Systematyka i wygląd
Oprócz zgarba rogatego, występuje u nas także rzadsza i wyraźnie mniejsza ostrożyca (Gargara genistae), która różni się również brakiem rogów po bokach przedplecza. Trzecim przedstawicielem zgarbkowatych w Polsce jest kolcoróg bizoniak (Stictocephala bisonia), czyli gatunek zawleczony na nasz kontynent z Ameryki Północnej. On jednak wygląda zupełnie inaczej i jest po całości zielony. Pierwszy raz stwierdzono go w Polsce w 2007 r, dlatego w starszej literaturze można się spotkać z informacją, że mamy u nas tylko dwa gatunki zgarbkowatych.

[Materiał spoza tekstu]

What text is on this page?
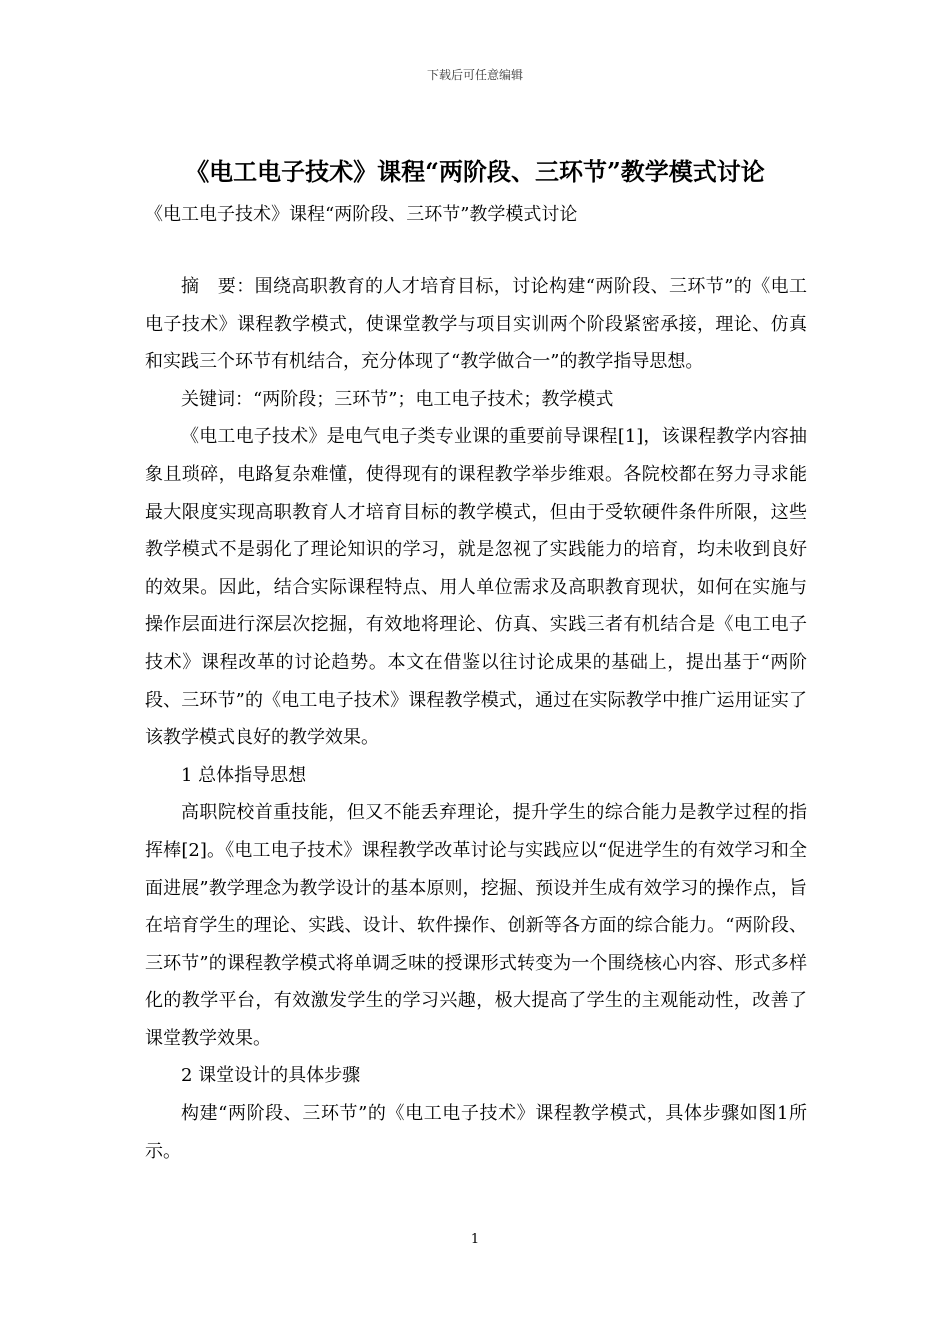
下载后可任意编辑
《电工电子技术》课程“两阶段、三环节”教学模式讨论
《电工电子技术》课程“两阶段、三环节”教学模式讨论

摘　要：围绕高职教育的人才培育目标，讨论构建“两阶段、三环节”的《电工电子技术》课程教学模式，使课堂教学与项目实训两个阶段紧密承接，理论、仿真和实践三个环节有机结合，充分体现了“教学做合一”的教学指导思想。

关键词：“两阶段；三环节”；电工电子技术；教学模式

《电工电子技术》是电气电子类专业课的重要前导课程[1]，该课程教学内容抽象且琐碎，电路复杂难懂，使得现有的课程教学举步维艰。各院校都在努力寻求能最大限度实现高职教育人才培育目标的教学模式，但由于受软硬件条件所限，这些教学模式不是弱化了理论知识的学习，就是忽视了实践能力的培育，均未收到良好的效果。因此，结合实际课程特点、用人单位需求及高职教育现状，如何在实施与操作层面进行深层次挖掘，有效地将理论、仿真、实践三者有机结合是《电工电子技术》课程改革的讨论趋势。本文在借鉴以往讨论成果的基础上，提出基于“两阶段、三环节”的《电工电子技术》课程教学模式，通过在实际教学中推广运用证实了该教学模式良好的教学效果。

1 总体指导思想

高职院校首重技能，但又不能丢弃理论，提升学生的综合能力是教学过程的指挥棒[2]。《电工电子技术》课程教学改革讨论与实践应以“促进学生的有效学习和全面进展”教学理念为教学设计的基本原则，挖掘、预设并生成有效学习的操作点，旨在培育学生的理论、实践、设计、软件操作、创新等各方面的综合能力。“两阶段、三环节”的课程教学模式将单调乏味的授课形式转变为一个围绕核心内容、形式多样化的教学平台，有效激发学生的学习兴趣，极大提高了学生的主观能动性，改善了课堂教学效果。

2 课堂设计的具体步骤

构建“两阶段、三环节”的《电工电子技术》课程教学模式，具体步骤如图1所示。

1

Dorosły osobnik osiąga około 1 cm. Uwagę przykuwa jego przedplecze, którego tylna część jest falista i wyciągnięta mocno do tyłu. To właśnie temu elementowi budowy ciała, zgarb zawdzięcza swoją nazwę. Po bokach przedplecza znajdują się dodatkowo dwa wyrostki, które wyglądają jak kolce rośliny i są wyjaśnieniem drugiego członu jego nazwy. Ciało zgarba jest w całości brunatne, czyli zdecydowanie daleko mu do niektórych, egzotycznych kuzynów. Kolce naszych roślin są jednak właśnie takie brunatne i niepozorne, dlatego nie ma się co dziwić, że postawił właśnie na takie barwy.
Gdzie go można znaleźć?
Pospolity w całej Polsce. Znaleźć go można w różnego rodzaju zaroślach, lasach, polanach, łąkach, czy nawet w ogrodach. Generalnie nie jest wybredny, choć wybiera głównie tereny wilgotne. Dorosłe pojawiają się w maju i spotyka się je do sierpnia.
Tryb życia
Dorosłe osobniki przesiadują głównie na drzewach oraz krzewach, takich jak dęby, topole czy jeżyny i starają się jak najmniej ruszać, aby nie zepsuć swojej znakomitej mimikry. Czasami jednak, gdy są zmuszone przenieść się z jednej rośliny na drugą, to po prostu rozwijają skrzydła i na nią przelatują. Oczywiście są roślinożerne i podczas takiego siedzenia na tych roślinach, co jakiś czas wbijają w nie swoje kłujki, aby wyssać trochę ich soku. Podobny tryb życia prowadzą ich nimfy, z tą różnicą, że wolą przesiadywać na roślinach zielnych, takich jak osty i pokrzywy. Też zresztą wyglądają dość dziwnie, bo mają wyraźny garb, ale brakuje im skrzydeł, dlatego muszą się przemieszczać pieszo. Młodego zgarba spotkałem zresztą tylko raz, na leśnej drodze. Wędrował po niej w sobie tylko wiadomym kierunku, być może w poszukiwaniu nowej rośliny, na której mógłby się pożywić. Ciekawostką jest fakt, że rozwój larw zgarbów jest bardzo długi i cięgnie się nawet przez 1,5 roku. To oznacza, że zimują dwukrotnie. Naukowcy uważają, że ma to związek z rosnącą rywalizacją wewnątrzgatunkową, która zwiększa szanse na życie w przegęszczonej populacji.